Ora, esta sim, foi uma excelente surpresa. Um livro de viagens escrito por Charles Chaplin, actor de quem não sou sequer grande fã. Mas, ao ler as primeiras páginas deste A minha viagem pela Europa, editado pela Matéria-Prima, logo me deu vontade de seguir “viagem” como ele, para ver onde me levava, já que me obrigara a levantar voo (ou a navegar, para ser mais preciso) quase à força.
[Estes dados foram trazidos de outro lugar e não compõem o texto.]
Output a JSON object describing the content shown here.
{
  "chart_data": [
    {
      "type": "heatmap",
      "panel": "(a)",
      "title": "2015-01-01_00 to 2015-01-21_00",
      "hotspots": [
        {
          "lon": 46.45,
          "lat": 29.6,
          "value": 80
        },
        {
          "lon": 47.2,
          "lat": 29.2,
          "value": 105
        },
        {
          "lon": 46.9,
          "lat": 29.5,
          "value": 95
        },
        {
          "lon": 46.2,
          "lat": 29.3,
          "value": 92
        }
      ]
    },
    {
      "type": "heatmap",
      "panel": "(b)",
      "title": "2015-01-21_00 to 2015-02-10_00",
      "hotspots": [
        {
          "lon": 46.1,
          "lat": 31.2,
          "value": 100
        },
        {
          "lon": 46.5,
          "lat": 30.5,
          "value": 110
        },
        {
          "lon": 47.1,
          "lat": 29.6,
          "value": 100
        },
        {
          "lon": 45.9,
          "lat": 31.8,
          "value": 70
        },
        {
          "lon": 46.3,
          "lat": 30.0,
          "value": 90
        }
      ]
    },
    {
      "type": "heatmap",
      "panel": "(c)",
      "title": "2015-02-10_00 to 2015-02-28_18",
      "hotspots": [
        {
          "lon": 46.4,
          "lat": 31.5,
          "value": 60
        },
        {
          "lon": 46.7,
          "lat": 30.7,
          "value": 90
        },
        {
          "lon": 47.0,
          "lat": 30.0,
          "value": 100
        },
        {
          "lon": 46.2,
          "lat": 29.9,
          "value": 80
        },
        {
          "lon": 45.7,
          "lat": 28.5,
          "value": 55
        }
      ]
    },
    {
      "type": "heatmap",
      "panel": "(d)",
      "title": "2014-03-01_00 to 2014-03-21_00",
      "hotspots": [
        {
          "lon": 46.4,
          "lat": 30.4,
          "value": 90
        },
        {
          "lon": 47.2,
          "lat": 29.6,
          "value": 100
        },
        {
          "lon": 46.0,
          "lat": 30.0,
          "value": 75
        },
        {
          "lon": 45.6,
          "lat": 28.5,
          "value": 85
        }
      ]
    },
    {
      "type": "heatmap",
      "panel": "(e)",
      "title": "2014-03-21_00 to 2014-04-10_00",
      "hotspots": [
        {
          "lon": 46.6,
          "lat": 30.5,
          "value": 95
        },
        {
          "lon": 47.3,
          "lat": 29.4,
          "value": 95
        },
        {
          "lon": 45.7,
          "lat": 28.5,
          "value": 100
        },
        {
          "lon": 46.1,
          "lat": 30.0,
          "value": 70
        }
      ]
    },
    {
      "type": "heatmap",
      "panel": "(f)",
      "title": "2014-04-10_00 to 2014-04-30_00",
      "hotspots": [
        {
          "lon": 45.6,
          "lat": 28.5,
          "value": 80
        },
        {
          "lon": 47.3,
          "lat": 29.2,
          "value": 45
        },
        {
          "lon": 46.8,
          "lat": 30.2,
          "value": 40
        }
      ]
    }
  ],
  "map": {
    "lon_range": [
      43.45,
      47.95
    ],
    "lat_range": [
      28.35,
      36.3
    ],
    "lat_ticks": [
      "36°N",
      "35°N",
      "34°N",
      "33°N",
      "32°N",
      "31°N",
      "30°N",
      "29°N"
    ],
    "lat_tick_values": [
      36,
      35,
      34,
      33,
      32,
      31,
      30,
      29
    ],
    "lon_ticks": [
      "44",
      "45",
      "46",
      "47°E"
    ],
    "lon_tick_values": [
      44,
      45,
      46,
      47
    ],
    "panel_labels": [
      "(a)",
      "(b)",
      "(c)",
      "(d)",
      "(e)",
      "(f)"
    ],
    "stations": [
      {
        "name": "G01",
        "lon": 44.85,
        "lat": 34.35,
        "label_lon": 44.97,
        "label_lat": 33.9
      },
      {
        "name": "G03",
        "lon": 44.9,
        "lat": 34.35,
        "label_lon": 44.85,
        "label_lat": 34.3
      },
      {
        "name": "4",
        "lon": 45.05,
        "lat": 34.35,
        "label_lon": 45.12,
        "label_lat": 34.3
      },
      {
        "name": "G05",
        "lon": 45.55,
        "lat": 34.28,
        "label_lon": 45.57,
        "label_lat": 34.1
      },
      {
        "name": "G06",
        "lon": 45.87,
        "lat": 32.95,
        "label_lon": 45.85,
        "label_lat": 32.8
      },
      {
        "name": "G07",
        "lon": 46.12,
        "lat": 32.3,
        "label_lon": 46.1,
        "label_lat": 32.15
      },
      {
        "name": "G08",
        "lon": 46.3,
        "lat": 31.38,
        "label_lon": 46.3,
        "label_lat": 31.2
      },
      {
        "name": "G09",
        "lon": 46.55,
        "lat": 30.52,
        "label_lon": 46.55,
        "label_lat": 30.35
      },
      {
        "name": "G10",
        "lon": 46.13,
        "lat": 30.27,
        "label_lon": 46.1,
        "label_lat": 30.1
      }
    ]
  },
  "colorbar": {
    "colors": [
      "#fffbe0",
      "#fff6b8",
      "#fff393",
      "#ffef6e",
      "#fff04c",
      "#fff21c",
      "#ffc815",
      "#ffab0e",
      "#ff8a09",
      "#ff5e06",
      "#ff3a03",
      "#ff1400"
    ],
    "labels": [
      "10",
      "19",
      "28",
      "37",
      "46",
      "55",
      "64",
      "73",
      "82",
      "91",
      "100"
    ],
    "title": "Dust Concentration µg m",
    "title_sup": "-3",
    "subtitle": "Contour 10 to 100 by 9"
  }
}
Charlie Chaplin, actor e realizador britânico, tinha passado uma época intensa de trabalho em Hollywood (sete anos) e sentiu necessidade de parar e recarregar baterias. Assim, em 1920 decidiu regressar à Europa, pois não se limitou a regressar à sua Inglaterra, tendo também viajado até França (Paris) e Alemanha (Berlim). Mas não é assim tão facilmente que Chaplin se livra da pressão, pois na viagem de barco para o Velho Continente são muitas as solicitações sociais a que tem de aceder. Afinal, aquilo de que fugia em Hollywood também o perseguia em alto mar – é curioso verificar que os “dramas” de uma estrela de Hollywood de há quase cem anos eram já muito parecidos com os da actualidade. É um interessante retrato este o traçado aqui por Chaplin neste seu livro na primeira pessoa, onde parece ser suficientemente honesto quanto ao que sente, mostrando-se dividido entre sentir-se mimado pelas bajulações constantes de que era alvo ou aproveitar uma espécie de recato demonstrado pelas classes mais baixas, que viajavam longe da primeira classe mas as quais gostava de visitar.
Chaplin procura o anonimato (e o sossego), mas quando o consegue chega a sentir-se irritado por ninguém o reconhecer, e assume isso mesmo. Esta duplicidade de comportamentos e sentimentos é mesmo um dos pontos fortes desta obra, que serve assim para mostrar (como se fosse preciso) que as estrelas não passam de seres humanos.
Escrito de uma forma simples e objectiva (e honesta e sensível) A minha viagem pela Europa cumpre também o que é prometido no título: é um livro de viagens. Londres, Paris e Berlim são aqui retratadas, não até à exaustão, mas em algumas das suas peculiaridades, visíveis principalmente através de quem as habita. Londres, naturalmente, é a mais dissecada, pois Chaplin aqui escapule-se à sua entourage e, sozinho, aventura-se pelas ruas mais pobres, onde se reencontra com o seu passado modesto.
Esse passado modesto reflecte-se, de igual modo, no modo como se comporta quando se encontra com grandes vultos da cultura e espectáculo (tal como ele, afinal) e a quem presta uma admiração e veneração como se ele próprio não fosse “ninguém” naquele meio.
Portanto, insisto: A minha viagem pela Europa é uma agradável surpresa que pode muito bem ser lida mesmo por quem não é fã do criador de Charlot – mas, esses, na verdade são (somos) poucos, certo?